Da wird sie von einem Mann gefragt: „Frau warum weinst Du? Wen suchst Du?“
Was für eine Frage, denke ich mir. Ist doch klar, warum sie weint und wen sie sucht. Es muss also einen guten Grund geben, warum er sie das so Offensichtliche fragt. Vielleicht weil er sie ermutigen will, das was sie so quält auszusprechen – es in Worte zu fassen. Weil das, was ausgesprochen wird, wirklicher ist, realer. In dieser Ostergeschichte wie auch im ganz normalen Alltag. Immer dann, wenn etwas geschehen ist, was mich erschüttert oder verletzt hat.
Dann hilft mir: erstmal durchschnaufen – ausatmen, seufzen, „ach“ sagen, tief einatmen. Und dann - so wie Erich Fried es in seinem Gedicht beschreibt: „vielleicht sein Unglück sagen können in Worten, die zusammenhängen und Sinn haben und die man selbst noch verstehen kann.“
Da ist schon viel gewonnen. Wenn ich in Worte fassen kann, wo mich der Schuh drückt oder mich etwas verletzt hat, dann sortiert sich etwas in mir. Dann werde ich ruhiger - selbst wenn diese Worte nur gestammelt sind.

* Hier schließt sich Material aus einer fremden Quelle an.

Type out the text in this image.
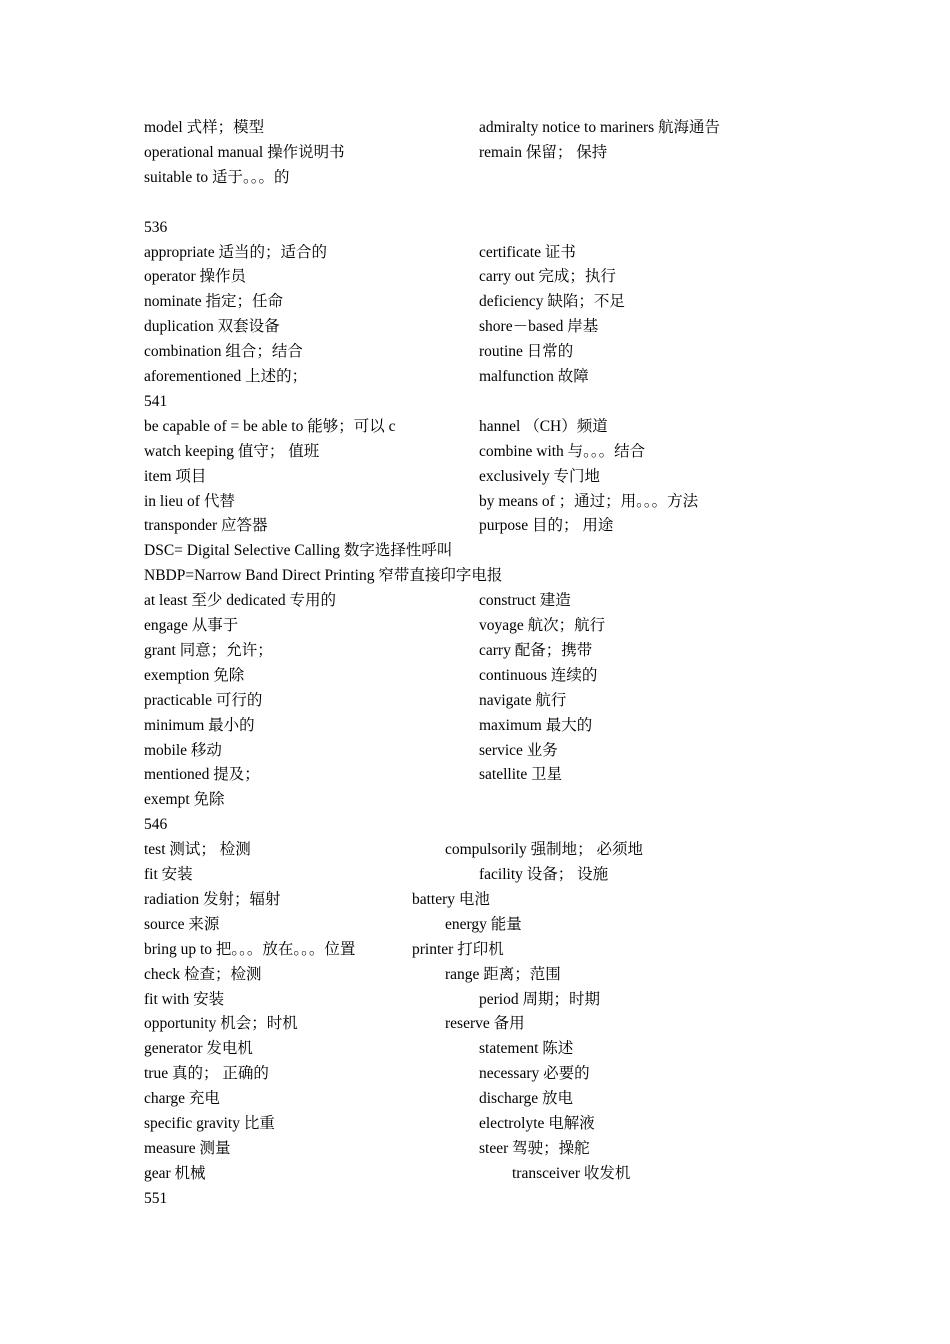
model 式样；模型	admiralty notice to mariners 航海通告
operational manual 操作说明书	remain 保留； 保持
suitable to 适于。。。的
536
appropriate 适当的；适合的	certificate 证书
operator 操作员	carry out 完成；执行
nominate 指定；任命	deficiency 缺陷；不足
duplication 双套设备	shore－based 岸基
combination 组合；结合	routine 日常的
aforementioned 上述的；	malfunction 故障
541
be capable of = be able to 能够；可以 c	hannel （CH）频道
watch keeping 值守； 值班	combine with 与。。。结合
item 项目	exclusively 专门地
in lieu of 代替	by means of ；通过；用。。。方法
transponder 应答器	purpose 目的； 用途
DSC= Digital Selective Calling 数字选择性呼叫
NBDP=Narrow Band Direct Printing 窄带直接印字电报
at least 至少 dedicated 专用的	construct 建造
engage 从事于	voyage 航次；航行
grant 同意；允许；	carry 配备；携带
exemption 免除	continuous 连续的
practicable 可行的	navigate 航行
minimum 最小的	maximum 最大的
mobile 移动	service 业务
mentioned 提及；	satellite 卫星
exempt 免除
546
test 测试； 检测	compulsorily 强制地； 必须地
fit 安装	facility 设备； 设施
radiation 发射；辐射	battery 电池
source 来源	energy 能量
bring up to 把。。。放在。。。位置	printer 打印机
check 检查；检测	range 距离；范围
fit with 安装	period 周期；时期
opportunity 机会；时机	reserve 备用
generator 发电机	statement 陈述
true 真的； 正确的	necessary 必要的
charge 充电	discharge 放电
specific gravity 比重	electrolyte 电解液
measure 测量	steer 驾驶；操舵
gear 机械	transceiver 收发机
551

Und weinen können – auch das erlebe ich als erlösend. Bei mir selbst und bei anderen. Da kommt buchstäblich was in Fluss. Was wie erstarrt oder eingefroren war löst sich und wird lebendig – und das wäre laut Erich Fried schon fast wieder Glück – oder biblisch betrachtet: eine kleine Auferstehung mitten im Alltag.